Thanks for the suggestions. King Tut's tutorial helped me pick a couple of new tricks, but nothing that I found satisfactory. I've used the setWorldLimit, and that works really well for me. If that can be useful for anyone else, here's a snippet of the code that I'm using to set the destination of a sprite, and have that sprite stop at the given destination:

// Test mouse motion.
function fxSceneWindow2D::onMouseDown(%this, %modifiers, %worldPosition, %mouseClicks)
{
    setDest($mySprite, %worldPosition);
}

function fxSceneWindow2D::onMouseUp(%this, %modifiers, %worldPosition, %mouseClicks)
{
    setDest($mySprite, $mySprite.getPosition());
}

function fxSceneWindow2D::onMouseDragged(%this, %modifiers, %worldPosition, %mouseClicks)
{
    setDest($mySprite, %worldPosition);
}

// Set sprite destination.
function setDest(%sprite, %destination)
{
    // Move prou towards the destination.
    %vector = vectorSub2D(%destination, %sprite.getPosition());
    %vector = vectorNormalise2D(%vector);
    %vector = vectorScale(%vector, 30);
    
    %sprite.setLinearVelocity(%vector);
    
    %rect = %sprite.getPosition() SPC %destination;
    
    // Note: $spriteSize should be retrieved from %sprite.getSize()
    %rect = cgGrowRect(%rect, $spriteSize);
    
    // DEBUG:
    //echo(%rect);
    
    %sprite.setWorldLimit(CLAMP, %rect);
}

function cgGrowRect(%rect, %amount)
{
    %x1 = getWord(%rect, 0); 
    %y1 = getWord(%rect, 1); 
    %x2 = getWord(%rect, 2); 
    %y2 = getWord(%rect, 3);
    
    if(%x1 > %x2)
    {
        %tmp = %x1;
        %x1 = %x2;
        %x2 = %tmp;        
    }
    
    if(%y1 > %y2)
    {
        %tmp = %y1;
        %y1 = %y2;
        %y2 = %tmp;        
    }
    
    %x1 -= %amount;
    %y1 -= %amount;
   
    %x2 += %amount;
    %y2 += %amount;
    
    return %x1 SPC %y1 SPC %x2 SPC %y2;
}

Suggestions are welcomed. Hope this can help others!

J-F
#4
07/25/2005 (9:57 am)
If you don't mind the stop/start motion of mounted objects, you can just mount an object to an "anchor" and then move the anchor to the desired position. The mounted object will follow and settle at that position. You have no control over speed this way, though. :(
#5
07/25/2005 (10:13 am)
Your right, my solution does produce a wobble at high velocities, depending on what margin of error you allow and what time you put on the schedule for onDest. You could lower the time on the schedule to help this, though might hit some performance problems with a lot of objects.

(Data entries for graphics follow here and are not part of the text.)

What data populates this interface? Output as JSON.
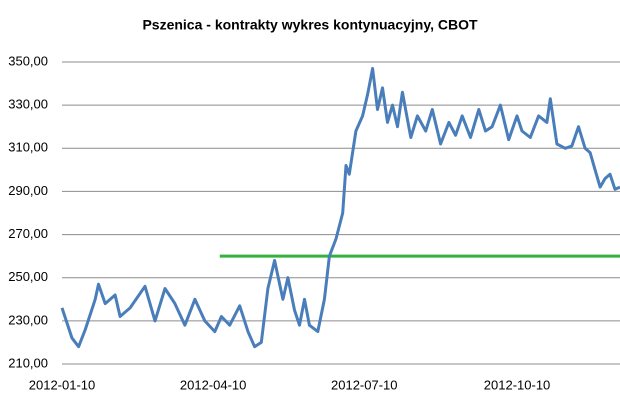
{
  "chart_data": {
    "type": "line",
    "title": "Pszenica - kontrakty wykres kontynuacyjny, CBOT",
    "x": [
      "2012-01-10",
      "2012-01-16",
      "2012-01-20",
      "2012-01-24",
      "2012-01-30",
      "2012-02-01",
      "2012-02-05",
      "2012-02-11",
      "2012-02-14",
      "2012-02-20",
      "2012-02-29",
      "2012-03-06",
      "2012-03-12",
      "2012-03-18",
      "2012-03-24",
      "2012-03-30",
      "2012-04-05",
      "2012-04-11",
      "2012-04-15",
      "2012-04-20",
      "2012-04-26",
      "2012-05-01",
      "2012-05-05",
      "2012-05-09",
      "2012-05-13",
      "2012-05-17",
      "2012-05-22",
      "2012-05-25",
      "2012-05-29",
      "2012-06-01",
      "2012-06-04",
      "2012-06-07",
      "2012-06-12",
      "2012-06-16",
      "2012-06-19",
      "2012-06-23",
      "2012-06-27",
      "2012-06-29",
      "2012-07-01",
      "2012-07-05",
      "2012-07-09",
      "2012-07-12",
      "2012-07-15",
      "2012-07-18",
      "2012-07-21",
      "2012-07-24",
      "2012-07-27",
      "2012-07-30",
      "2012-08-02",
      "2012-08-07",
      "2012-08-11",
      "2012-08-16",
      "2012-08-20",
      "2012-08-25",
      "2012-08-30",
      "2012-09-03",
      "2012-09-07",
      "2012-09-12",
      "2012-09-17",
      "2012-09-21",
      "2012-09-25",
      "2012-09-30",
      "2012-10-05",
      "2012-10-10",
      "2012-10-13",
      "2012-10-18",
      "2012-10-23",
      "2012-10-28",
      "2012-10-30",
      "2012-11-03",
      "2012-11-08",
      "2012-11-12",
      "2012-11-16",
      "2012-11-20",
      "2012-11-23",
      "2012-11-26",
      "2012-11-29",
      "2012-12-02",
      "2012-12-05",
      "2012-12-08",
      "2012-12-11"
    ],
    "series": [
      {
        "name": "Pszenica",
        "color": "#4a7ebb",
        "values": [
          236,
          222,
          218,
          226,
          240,
          247,
          238,
          242,
          232,
          236,
          246,
          230,
          245,
          238,
          228,
          240,
          230,
          225,
          232,
          228,
          237,
          225,
          218,
          220,
          245,
          258,
          240,
          250,
          235,
          228,
          240,
          228,
          225,
          240,
          260,
          268,
          280,
          302,
          298,
          318,
          325,
          335,
          347,
          328,
          338,
          322,
          330,
          320,
          336,
          315,
          325,
          318,
          328,
          312,
          322,
          316,
          325,
          315,
          328,
          318,
          320,
          330,
          314,
          325,
          318,
          315,
          325,
          322,
          333,
          312,
          310,
          311,
          320,
          310,
          308,
          300,
          292,
          296,
          298,
          291,
          292
        ]
      }
    ],
    "xlim": [
      "2012-01-10",
      "2012-12-11"
    ],
    "xticks": [
      "2012-01-10",
      "2012-04-10",
      "2012-07-10",
      "2012-10-10"
    ],
    "ylim": [
      210,
      350
    ],
    "yticks": [
      {
        "value": 210,
        "label": "210,00"
      },
      {
        "value": 230,
        "label": "230,00"
      },
      {
        "value": 250,
        "label": "250,00"
      },
      {
        "value": 270,
        "label": "270,00"
      },
      {
        "value": 290,
        "label": "290,00"
      },
      {
        "value": 310,
        "label": "310,00"
      },
      {
        "value": 330,
        "label": "330,00"
      },
      {
        "value": 350,
        "label": "350,00"
      }
    ],
    "grid": true,
    "reference_line": {
      "value": 260,
      "x": [
        "2012-04-14",
        "2012-12-11"
      ],
      "color": "#33b33c"
    }
  }
}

There are two ways to better garantee accuracy. One would be to do the checks in onUpdateScene() attched to the scenegraph. That way the check would happen every update... this could hit some performance problems as well with a lot of objects.

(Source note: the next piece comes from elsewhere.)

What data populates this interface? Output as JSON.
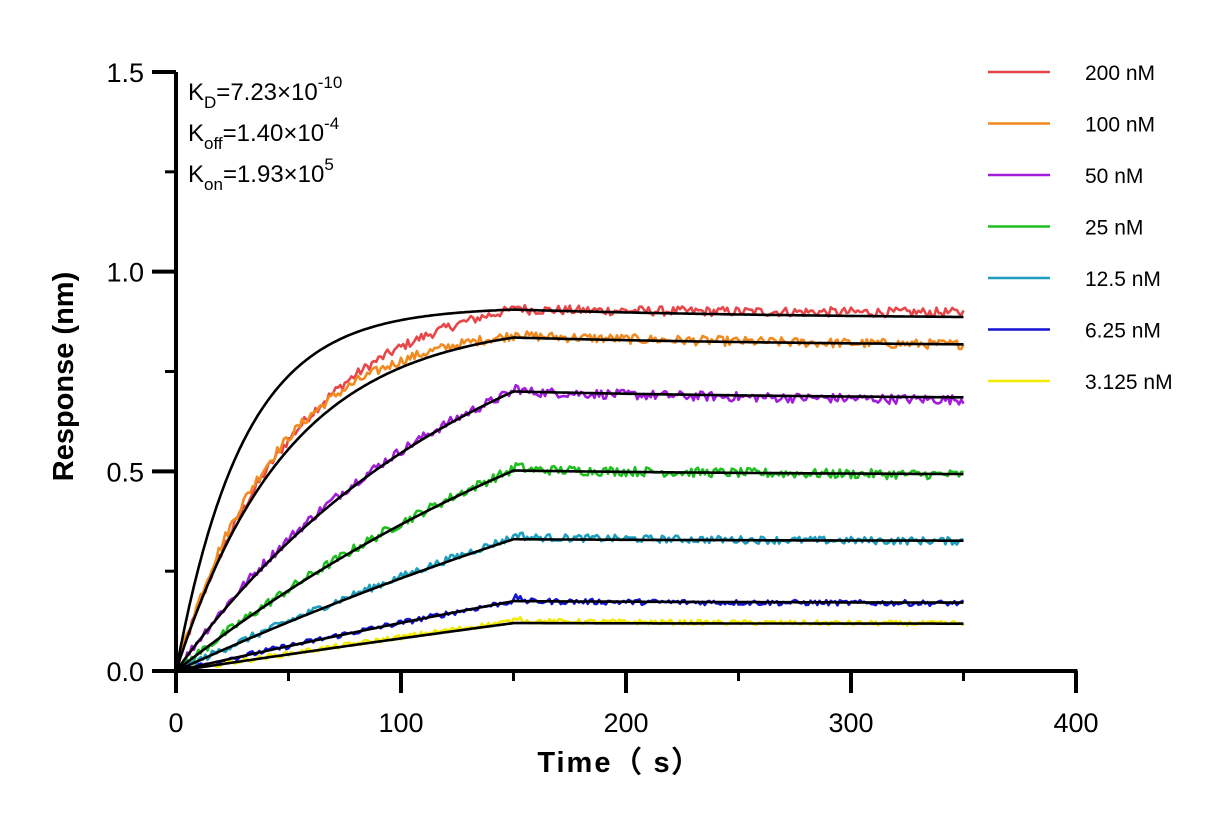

The best and most efficient solution would be to throw it on the C++ side in integrate object, much like my C++ tutorial shows you how to make an object follow the mouse.
#6
07/25/2005 (12:24 pm)
Thanks Matthew for your suggestions. I hope you don't think I blasted your tutorial, because it was actually quite useful for me.

I'm glad to learn about the onUpdateScene, but like you said, for a lot of sprites, this could get very expensive. As for the C++ solution, I'm going to wait until the T2D are stabilized before I start making changes to the code (thought I really appreciate GG giving the code with their product!)

In the mean time, please keep up the great work!